Millions of American lives will be affected if Carbon Emissions continue Unchecked: Report
Millions of American lives will be affected if Carbon Emissions continue Uncheck

Many studies have already mentioned that seas around the world are rising rapidly due to global warming. If carbon dioxide emissions around the world remain unchecked, rising sea levels will affect millions of lives in America, a new report revealed.

The report led by Benjamin Strauss, researcher from Climate Central in Princeton, and co-authored by Climate Central's Scott Kulp and Anders Levermann of the Potsdam Institute for Climate Impact Research in Germany has been published in the Proceedings of the National Academy of Sciences. The researchers of the report said that carbon dioxide emissions in near future will decide which areas will be affected by rising sea levels, and which places are safe to occupy.

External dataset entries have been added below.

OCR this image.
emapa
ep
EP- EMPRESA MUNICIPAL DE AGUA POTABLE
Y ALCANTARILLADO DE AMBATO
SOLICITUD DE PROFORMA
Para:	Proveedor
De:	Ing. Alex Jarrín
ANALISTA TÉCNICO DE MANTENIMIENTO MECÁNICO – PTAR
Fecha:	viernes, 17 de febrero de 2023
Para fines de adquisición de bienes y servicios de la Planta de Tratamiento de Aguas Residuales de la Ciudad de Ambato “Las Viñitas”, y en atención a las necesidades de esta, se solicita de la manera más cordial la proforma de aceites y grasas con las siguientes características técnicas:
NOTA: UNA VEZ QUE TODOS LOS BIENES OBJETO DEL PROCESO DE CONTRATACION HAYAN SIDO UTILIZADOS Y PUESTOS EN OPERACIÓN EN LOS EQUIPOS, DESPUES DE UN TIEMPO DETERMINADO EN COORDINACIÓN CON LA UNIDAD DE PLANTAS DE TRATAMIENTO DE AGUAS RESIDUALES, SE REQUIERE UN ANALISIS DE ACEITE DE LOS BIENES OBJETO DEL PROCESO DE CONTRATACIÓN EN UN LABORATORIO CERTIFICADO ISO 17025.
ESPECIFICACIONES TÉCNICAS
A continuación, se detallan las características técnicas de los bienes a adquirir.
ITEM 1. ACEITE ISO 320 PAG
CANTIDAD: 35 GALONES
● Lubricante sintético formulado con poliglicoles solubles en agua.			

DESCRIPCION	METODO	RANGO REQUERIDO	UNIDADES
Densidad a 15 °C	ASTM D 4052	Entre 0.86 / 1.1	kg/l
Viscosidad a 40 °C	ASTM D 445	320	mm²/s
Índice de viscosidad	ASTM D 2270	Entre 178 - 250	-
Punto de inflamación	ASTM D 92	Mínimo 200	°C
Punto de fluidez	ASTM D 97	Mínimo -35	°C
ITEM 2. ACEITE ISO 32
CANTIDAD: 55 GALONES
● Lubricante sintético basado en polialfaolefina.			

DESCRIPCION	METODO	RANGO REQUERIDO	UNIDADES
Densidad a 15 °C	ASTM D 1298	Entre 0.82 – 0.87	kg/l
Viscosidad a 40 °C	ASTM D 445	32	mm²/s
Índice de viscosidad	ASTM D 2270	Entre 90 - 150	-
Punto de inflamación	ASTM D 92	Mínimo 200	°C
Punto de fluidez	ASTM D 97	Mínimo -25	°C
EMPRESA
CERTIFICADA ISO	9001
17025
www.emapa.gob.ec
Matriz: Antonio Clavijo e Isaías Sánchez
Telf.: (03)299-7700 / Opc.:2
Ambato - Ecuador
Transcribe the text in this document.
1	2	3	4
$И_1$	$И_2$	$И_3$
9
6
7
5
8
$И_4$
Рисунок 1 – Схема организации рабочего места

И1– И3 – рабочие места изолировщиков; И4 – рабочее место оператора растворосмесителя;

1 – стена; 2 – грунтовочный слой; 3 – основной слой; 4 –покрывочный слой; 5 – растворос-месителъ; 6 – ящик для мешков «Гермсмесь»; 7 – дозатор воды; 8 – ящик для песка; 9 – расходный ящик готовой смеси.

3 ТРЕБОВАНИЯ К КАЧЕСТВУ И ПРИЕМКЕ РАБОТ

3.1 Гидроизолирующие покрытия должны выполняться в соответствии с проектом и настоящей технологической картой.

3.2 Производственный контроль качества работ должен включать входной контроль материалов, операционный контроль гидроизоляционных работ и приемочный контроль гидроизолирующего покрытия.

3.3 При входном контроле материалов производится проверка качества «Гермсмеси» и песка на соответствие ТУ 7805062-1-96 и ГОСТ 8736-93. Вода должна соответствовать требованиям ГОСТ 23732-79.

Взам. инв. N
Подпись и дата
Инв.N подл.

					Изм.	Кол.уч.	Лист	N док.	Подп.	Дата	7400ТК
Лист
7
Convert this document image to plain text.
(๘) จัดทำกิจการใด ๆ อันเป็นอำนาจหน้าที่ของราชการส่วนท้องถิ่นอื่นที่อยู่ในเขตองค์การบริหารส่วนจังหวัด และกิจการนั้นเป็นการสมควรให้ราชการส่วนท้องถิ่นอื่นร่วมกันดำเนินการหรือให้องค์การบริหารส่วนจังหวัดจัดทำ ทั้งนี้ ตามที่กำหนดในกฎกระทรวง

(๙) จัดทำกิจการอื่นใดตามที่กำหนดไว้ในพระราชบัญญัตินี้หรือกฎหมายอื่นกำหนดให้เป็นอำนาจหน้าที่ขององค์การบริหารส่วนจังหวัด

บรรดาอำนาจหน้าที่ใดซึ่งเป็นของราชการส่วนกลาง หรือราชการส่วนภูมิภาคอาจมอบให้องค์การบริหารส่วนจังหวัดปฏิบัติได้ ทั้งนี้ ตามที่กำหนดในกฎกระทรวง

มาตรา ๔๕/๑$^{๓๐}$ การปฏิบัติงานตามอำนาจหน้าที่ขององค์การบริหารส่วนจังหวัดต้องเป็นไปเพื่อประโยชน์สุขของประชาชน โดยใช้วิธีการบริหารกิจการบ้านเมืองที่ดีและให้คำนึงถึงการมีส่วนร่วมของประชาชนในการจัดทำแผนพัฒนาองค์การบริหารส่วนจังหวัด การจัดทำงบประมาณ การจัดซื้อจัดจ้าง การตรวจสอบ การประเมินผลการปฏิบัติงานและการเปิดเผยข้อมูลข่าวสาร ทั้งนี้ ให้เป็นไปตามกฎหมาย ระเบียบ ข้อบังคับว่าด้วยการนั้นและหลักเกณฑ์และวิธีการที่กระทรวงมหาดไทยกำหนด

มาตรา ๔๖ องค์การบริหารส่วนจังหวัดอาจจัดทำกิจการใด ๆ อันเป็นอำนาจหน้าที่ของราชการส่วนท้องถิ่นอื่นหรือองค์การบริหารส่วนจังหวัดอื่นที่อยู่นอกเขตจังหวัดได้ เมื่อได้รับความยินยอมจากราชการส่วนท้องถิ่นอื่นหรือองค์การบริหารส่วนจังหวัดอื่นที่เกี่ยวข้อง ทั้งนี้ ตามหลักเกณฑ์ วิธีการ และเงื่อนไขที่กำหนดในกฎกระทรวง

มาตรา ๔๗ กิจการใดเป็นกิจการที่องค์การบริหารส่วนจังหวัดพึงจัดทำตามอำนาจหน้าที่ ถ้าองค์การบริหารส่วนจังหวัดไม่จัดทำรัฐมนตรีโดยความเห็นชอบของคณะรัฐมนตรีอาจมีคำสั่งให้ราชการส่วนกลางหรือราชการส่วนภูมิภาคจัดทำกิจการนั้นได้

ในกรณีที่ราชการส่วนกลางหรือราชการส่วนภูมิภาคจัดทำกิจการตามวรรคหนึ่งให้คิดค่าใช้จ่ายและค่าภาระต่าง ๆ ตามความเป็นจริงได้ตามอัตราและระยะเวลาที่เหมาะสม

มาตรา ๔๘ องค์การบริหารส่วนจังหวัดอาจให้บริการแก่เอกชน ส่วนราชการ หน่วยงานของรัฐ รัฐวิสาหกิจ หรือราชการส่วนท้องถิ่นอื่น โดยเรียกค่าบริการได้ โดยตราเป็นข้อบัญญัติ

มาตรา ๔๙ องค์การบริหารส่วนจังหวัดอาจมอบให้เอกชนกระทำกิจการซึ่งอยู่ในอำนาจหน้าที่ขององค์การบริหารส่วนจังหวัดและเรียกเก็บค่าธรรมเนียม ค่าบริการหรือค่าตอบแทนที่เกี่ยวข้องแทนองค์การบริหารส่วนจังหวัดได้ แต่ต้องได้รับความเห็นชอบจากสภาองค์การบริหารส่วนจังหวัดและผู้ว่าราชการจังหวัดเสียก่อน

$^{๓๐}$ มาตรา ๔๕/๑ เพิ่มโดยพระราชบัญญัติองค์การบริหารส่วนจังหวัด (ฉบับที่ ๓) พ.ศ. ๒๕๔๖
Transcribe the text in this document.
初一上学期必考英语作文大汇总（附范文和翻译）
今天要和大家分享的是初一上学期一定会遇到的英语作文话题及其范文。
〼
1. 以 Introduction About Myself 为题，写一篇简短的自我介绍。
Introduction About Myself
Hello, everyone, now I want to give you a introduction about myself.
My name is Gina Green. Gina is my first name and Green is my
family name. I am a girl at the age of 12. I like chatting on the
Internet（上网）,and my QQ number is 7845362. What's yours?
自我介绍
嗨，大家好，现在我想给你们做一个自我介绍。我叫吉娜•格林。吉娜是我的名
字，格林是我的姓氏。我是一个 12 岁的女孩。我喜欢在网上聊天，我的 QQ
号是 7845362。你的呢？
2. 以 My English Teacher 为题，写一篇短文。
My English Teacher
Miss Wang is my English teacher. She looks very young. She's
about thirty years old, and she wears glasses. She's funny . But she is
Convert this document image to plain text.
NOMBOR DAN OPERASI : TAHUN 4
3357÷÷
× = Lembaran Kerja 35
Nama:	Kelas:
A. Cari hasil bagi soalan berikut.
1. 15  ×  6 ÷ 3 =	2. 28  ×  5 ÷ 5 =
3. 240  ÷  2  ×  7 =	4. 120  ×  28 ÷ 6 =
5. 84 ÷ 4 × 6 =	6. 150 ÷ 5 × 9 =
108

"The analysis, carbon choices determine US cities committed to futures below sea level, turns on a critical number: For every one degree Celsius of warming we should expect 2.3 meters of long-term, eventual sea-level rise, playing out over millennia", according to the researchers. Stefan Rahmstorf, researcher from the Potsdam Institute who was not part of the new report, said the calculations were made by the researchers after a lot of research.

The researchers did not reveal anything about the future speed of sea-level rise, but there are estimates that it will take about 2,000 years for a rise of approximately 2.3 meters. In the report, the researchers mentioned that the speed of sea-level rise depend on carbon emissions. As the West Antarctic ice sheet are melting rapidly, there are high chances that sea-level will rise speedily.

"The potential magnitude of sea-level rise is staggering," said Michael Oppenheimer, a Princeton University climate researcher who is on the board of Climate Central and says he offered comment on a version of the study. "In the short term, it risks serious disruption of life along the coast while in the long term, it could lead to obliteration of a large and priceless amount of our cultural heritage, worldwide."

"If we don't cut emissions," Strauss said, "we're talking about losing American land [that's] home to more people than live in any state, except for California and Texas. Home to more people than the state of Florida and New York."